How to Create and Save STATA Databases

By Roberto Pedace

In order to begin doing any exploratory data analysis or econometric work, you need a dataset that can be opened by specialized econometric software such as those in STATA format (*.dta). (STATA is one of the most popular econometrics software programs and makes the application of econometric techniques possible for anyone who’s not a computer programming genius.)

If you’re downloading data from an online source, you may be able to obtain the data in STATA format. Many econometrics textbooks also give you access to data files in STATA format. In addition, the STATA program is preloaded with examples that you can use to familiarize yourself with the basic commands.

After opening STATA, you can access the sample datasets by selecting File→Example Datasets… If you want to open any other dataset that’s already in STATA format, select File→Open and then choose the file you want to work with. On the command line, you can open a STATA dataset by typing “use filename” and hitting return.

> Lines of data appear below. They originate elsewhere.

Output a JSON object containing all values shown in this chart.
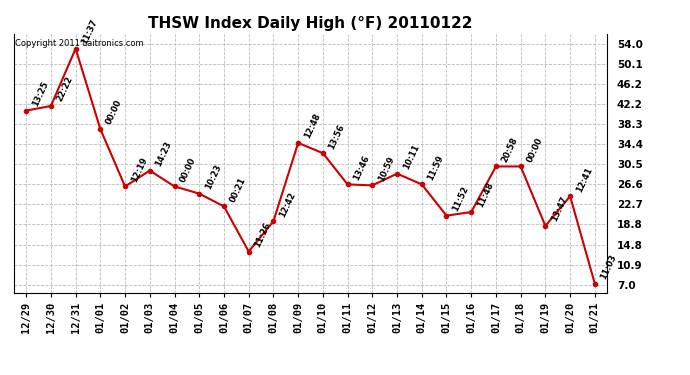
{
  "title": "THSW Index Daily High (°F) 20110122",
  "copyright": "Copyright 2011 Laitronics.com",
  "x_labels": [
    "12/29",
    "12/30",
    "12/31",
    "01/01",
    "01/02",
    "01/03",
    "01/04",
    "01/05",
    "01/06",
    "01/07",
    "01/08",
    "01/09",
    "01/10",
    "01/11",
    "01/12",
    "01/13",
    "01/14",
    "01/15",
    "01/16",
    "01/17",
    "01/18",
    "01/19",
    "01/20",
    "01/21"
  ],
  "y_values": [
    41.0,
    41.9,
    53.1,
    37.4,
    26.2,
    29.3,
    26.2,
    24.8,
    22.3,
    13.5,
    19.4,
    34.7,
    32.7,
    26.6,
    26.4,
    28.7,
    26.6,
    20.5,
    21.2,
    30.1,
    30.1,
    18.5,
    24.3,
    7.2
  ],
  "time_labels": [
    "13:25",
    "22:22",
    "11:37",
    "00:00",
    "12:19",
    "14:23",
    "00:00",
    "10:23",
    "00:21",
    "11:26",
    "12:42",
    "12:48",
    "13:56",
    "13:46",
    "10:59",
    "10:11",
    "11:59",
    "11:52",
    "11:48",
    "20:58",
    "00:00",
    "13:47",
    "12:41",
    "11:03"
  ],
  "line_color": "#cc0000",
  "marker_color": "#cc0000",
  "background_color": "#ffffff",
  "grid_color": "#bbbbbb",
  "yticks": [
    7.0,
    10.9,
    14.8,
    18.8,
    22.7,
    26.6,
    30.5,
    34.4,
    38.3,
    42.2,
    46.2,
    50.1,
    54.0
  ],
  "ylim": [
    5.5,
    56.0
  ],
  "title_fontsize": 11,
  "label_fontsize": 6.0,
  "tick_fontsize": 7.5,
  "copyright_fontsize": 6.0
}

If you’re inputting data manually or downloading it in a non-STATA format, then you can use one of two methods to read it into STATA:

  • Select File→Import: This option can be used if the data is in Excel, SAS XPORT, or Text format. You select the appropriate format of your raw data, and then you’re prompted to select the file you’d like to import into STATA.

  • Select Data→Data Editor: This option opens an editor that resembles a spreadsheet. You can paste columns of data into the editor or input data manually.

If you import a dataset that wasn’t originally in STATA format, you need to save the dataset in STATA format in order to use it again, particularly if you inputted data through the editor and want to avoid replicating all your efforts. Also, if you made any changes to an existing STATA dataset and want to retain those changes, you need to save the revised dataset.

Select File→Save As (or type “save new filename” on the command line) and choose a new name for the modified file. That way if you accidentally delete a variable or drop observations, you can always go back to the original data file.